After the day-long media storm over news that San Francisco’s Saint Mary’s Cathedral had for two years been using a watering system to douse homeless people sheltering in its alcoves, the archdiocese has issued an apology and states that the system has been removed. 

(Update: Bishop William Justice, who is also the auxiliary bishop of the archdiocese, addresses the press in this video clip. "Nobody mentioned anything for two years," he says at one point. "Not that that makes it right.")

The cathedral, the home church of Archbishop Salvatore Cordileone, installed the system about two years ago after learning about its effectiveness in the city’s financial district “as a safety, security and cleanliness measure.” The sprinklers, mounted about thirty feet high in four locations, would activate automatically every thirty to sixty minutes, for more than a minute, simultaneously in all locations. There were no signs to warn those gathered below that such a system was in use, though according to archdiocese spokesperson Larry Kramer, “No Trespassing” signs had been posted.

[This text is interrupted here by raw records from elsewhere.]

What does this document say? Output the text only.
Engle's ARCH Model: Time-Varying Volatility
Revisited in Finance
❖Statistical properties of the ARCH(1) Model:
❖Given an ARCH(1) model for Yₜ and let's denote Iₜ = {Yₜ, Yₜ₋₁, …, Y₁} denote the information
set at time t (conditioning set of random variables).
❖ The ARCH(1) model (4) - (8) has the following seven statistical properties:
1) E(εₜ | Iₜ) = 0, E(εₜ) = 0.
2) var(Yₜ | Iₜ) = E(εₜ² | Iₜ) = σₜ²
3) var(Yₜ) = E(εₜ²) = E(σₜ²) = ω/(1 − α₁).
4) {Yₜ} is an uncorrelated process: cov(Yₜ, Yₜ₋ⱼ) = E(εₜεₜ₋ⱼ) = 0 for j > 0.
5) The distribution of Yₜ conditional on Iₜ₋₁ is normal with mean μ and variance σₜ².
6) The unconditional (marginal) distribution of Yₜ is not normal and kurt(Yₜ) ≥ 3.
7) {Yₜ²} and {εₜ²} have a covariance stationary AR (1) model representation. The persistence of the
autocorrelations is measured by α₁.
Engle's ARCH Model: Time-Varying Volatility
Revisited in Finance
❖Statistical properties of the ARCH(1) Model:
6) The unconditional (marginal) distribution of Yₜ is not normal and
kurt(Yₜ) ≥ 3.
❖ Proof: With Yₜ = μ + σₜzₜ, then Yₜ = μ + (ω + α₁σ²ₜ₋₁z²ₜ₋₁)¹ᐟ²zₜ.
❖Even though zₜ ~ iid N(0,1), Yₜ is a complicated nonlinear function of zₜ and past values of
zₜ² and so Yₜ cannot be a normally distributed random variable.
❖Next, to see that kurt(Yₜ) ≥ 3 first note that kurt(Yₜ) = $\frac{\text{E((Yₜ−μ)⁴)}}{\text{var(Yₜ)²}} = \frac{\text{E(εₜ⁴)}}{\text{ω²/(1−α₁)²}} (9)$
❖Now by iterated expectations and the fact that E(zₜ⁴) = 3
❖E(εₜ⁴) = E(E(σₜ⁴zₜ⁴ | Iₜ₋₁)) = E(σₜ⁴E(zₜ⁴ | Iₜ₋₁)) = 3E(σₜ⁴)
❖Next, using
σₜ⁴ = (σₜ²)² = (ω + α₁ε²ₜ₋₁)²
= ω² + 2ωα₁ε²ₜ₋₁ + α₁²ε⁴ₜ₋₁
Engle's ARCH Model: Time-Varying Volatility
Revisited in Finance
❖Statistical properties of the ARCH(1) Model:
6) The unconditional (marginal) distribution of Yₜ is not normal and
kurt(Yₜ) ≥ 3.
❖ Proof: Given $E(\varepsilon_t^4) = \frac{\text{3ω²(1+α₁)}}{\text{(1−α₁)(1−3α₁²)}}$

At the time of installation, the cathedral felt it was “fighting a losing battle against crack pipes and condoms and human waste,” Kramer said. The cathedral had tried extra lighting and security guards, without success, according to Kramer, who acknowledged there was “hesitation” about other methods – including gates to close off the areas in question. When asked whether the cathedral would have continued its practice of dousing homeless people if not for Wednesday’s report by a local radio station, Kramer allowed that that was a “fair” assumption. The method “worked,” he said, though it is unclear how well, given that homeless people were still sheltering in these areas, in some cases using umbrellas.

Though the archdiocese says it tried to get homeless people to move to other areas at the cathedral, it has not specifically identified those locations. Further, the system, according to reports, did not in fact clean the alcove areas: because no drainage system was installed, water would simply collect where it fell. The cathedral also installed the system without acquiring necessary city permits; it may also violate water-use laws in California, which is in its fourth year of damaging drought. Asked why or how the cathedral could have undertaken installation of a system of such scope in such a prominent structure, without permits, Kramer said the “why when and how of the original decision remains fuzzy.” He said that the cathedral – “normally assiduous” about process -- had acquired retroactive permitting for the original installation as it prepared to dismantle the system yesterday.

There’s more than what publicity people call “unfortunate optics” here. That a Catholic church could treat vulnerable people gathered on its own steps with such disregard is bad enough on its own, but there’s something additionally troubling about it being expressed so, well, cowardly -- from above, without warning, and automatically activated: set it, and forget it. Think about how those who approved the system and countenanced its continued operation might not have been all that far away, perhaps sleeping, and almost certainly dry.

But, said Kramer: “As human beings, they felt terrible.”

There may yet be more to come on this.